1. Shaders:
I was planning to dig into shaders these two weeks but many other works (the other three parts below) came in and I only had enough time to deal with lighting shaders, which is a core mechanic in this game that I really care about. In order to have gems in the hall to guide your path, you have to make the gems shine up the whole area, which is achieved by point lights, a lot of point lights. Since each gem has a point light, this kind amount of point light would kill the performance because the renderer would recalculate the whole scene for each new spot light added in if you are using a simple light shader. After searching a lot of tutorials, I found and used a prelighting renderer, which use a normal and depth shader to output these two values from the models in the scene, then use these two values as an input to draw a light map using a lot of sphere models (the number depends on how many point lights you have), and finally use the light map to draw the scene.
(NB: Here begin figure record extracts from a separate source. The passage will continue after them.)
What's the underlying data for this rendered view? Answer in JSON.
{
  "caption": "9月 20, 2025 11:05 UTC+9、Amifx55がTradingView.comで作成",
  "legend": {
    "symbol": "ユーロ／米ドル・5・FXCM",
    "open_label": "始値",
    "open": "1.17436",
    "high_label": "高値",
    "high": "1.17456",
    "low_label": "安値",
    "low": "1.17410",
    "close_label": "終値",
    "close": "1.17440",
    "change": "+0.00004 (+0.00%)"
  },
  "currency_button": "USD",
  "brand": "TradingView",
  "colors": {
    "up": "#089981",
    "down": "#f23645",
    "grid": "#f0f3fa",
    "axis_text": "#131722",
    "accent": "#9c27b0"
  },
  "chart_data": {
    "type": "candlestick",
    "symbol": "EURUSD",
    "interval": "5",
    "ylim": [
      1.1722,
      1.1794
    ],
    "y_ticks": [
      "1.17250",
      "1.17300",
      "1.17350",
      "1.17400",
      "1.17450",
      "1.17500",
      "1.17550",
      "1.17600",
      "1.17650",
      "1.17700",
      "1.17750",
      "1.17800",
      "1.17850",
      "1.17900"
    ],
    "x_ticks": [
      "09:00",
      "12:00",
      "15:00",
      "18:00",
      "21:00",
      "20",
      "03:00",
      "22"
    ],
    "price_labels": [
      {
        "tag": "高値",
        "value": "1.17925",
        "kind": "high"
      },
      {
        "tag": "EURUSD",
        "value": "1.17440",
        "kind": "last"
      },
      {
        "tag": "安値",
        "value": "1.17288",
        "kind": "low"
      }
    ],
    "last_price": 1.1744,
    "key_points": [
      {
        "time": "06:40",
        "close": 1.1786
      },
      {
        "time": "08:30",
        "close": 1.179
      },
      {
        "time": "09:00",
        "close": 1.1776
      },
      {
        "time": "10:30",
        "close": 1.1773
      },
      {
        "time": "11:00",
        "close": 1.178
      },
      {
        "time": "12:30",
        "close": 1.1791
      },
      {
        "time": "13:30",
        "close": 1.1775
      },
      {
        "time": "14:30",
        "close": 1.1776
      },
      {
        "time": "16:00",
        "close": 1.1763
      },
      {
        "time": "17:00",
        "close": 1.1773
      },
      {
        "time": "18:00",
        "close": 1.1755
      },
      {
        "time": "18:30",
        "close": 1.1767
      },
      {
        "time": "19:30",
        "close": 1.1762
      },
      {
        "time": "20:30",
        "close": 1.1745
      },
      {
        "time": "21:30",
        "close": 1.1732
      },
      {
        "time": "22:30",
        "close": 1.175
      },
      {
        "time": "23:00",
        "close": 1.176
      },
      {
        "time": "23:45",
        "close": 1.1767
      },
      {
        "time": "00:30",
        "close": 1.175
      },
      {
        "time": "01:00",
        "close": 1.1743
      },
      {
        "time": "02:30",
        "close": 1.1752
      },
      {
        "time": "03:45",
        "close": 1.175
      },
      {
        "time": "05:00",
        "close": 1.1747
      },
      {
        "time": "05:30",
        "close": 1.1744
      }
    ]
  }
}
So in this case, you don't have to do any math for lighting if your scene is not changed, which really speeds up the game a lot. I also added a blood-red fog effect into the scene, which is really easy (All you have to do is change the pixel shader, add a amount of fog color to the output color, the amount is determined by the distance of the object from the fog start point.). And this is what the game looks right now:
2. Models and Textures:
I think I don't have to address how important graphics is to 3D games, that's why I spent more than half a week fixing, adding the models and attach textures to them. I don't know if it's a Maya to 3DsMax thing, every time I load Nathan's model into 3DsMax, all the normals of the polys are really messed up, which takes a lot of time to fix. And in order to add more castle feelings to the scene, I added a throne and a bunch of banners in. I also changed the sword model since the last one was too simple and copy-paste a few half walls Nathan made (to form a maze) between the pillars according to the design we had originally in a few sections to make the game a little bit more challenging.
But the hard part is texturing. In order to have a dark-medieval theme, you have to be really careful to choose the textures. It can't be to bright or it will destroy the feeling, but it also can't be too dark cause it will reduce the dignified bearing of the throne hall when it's hard to see which will also make the game hard to play. This kind of textures are hard to find on the internet and I'm really not good at making fancy textures myself. Tiling has also become a issue cause many ploys have irregular shapes and they make textures looking really bad.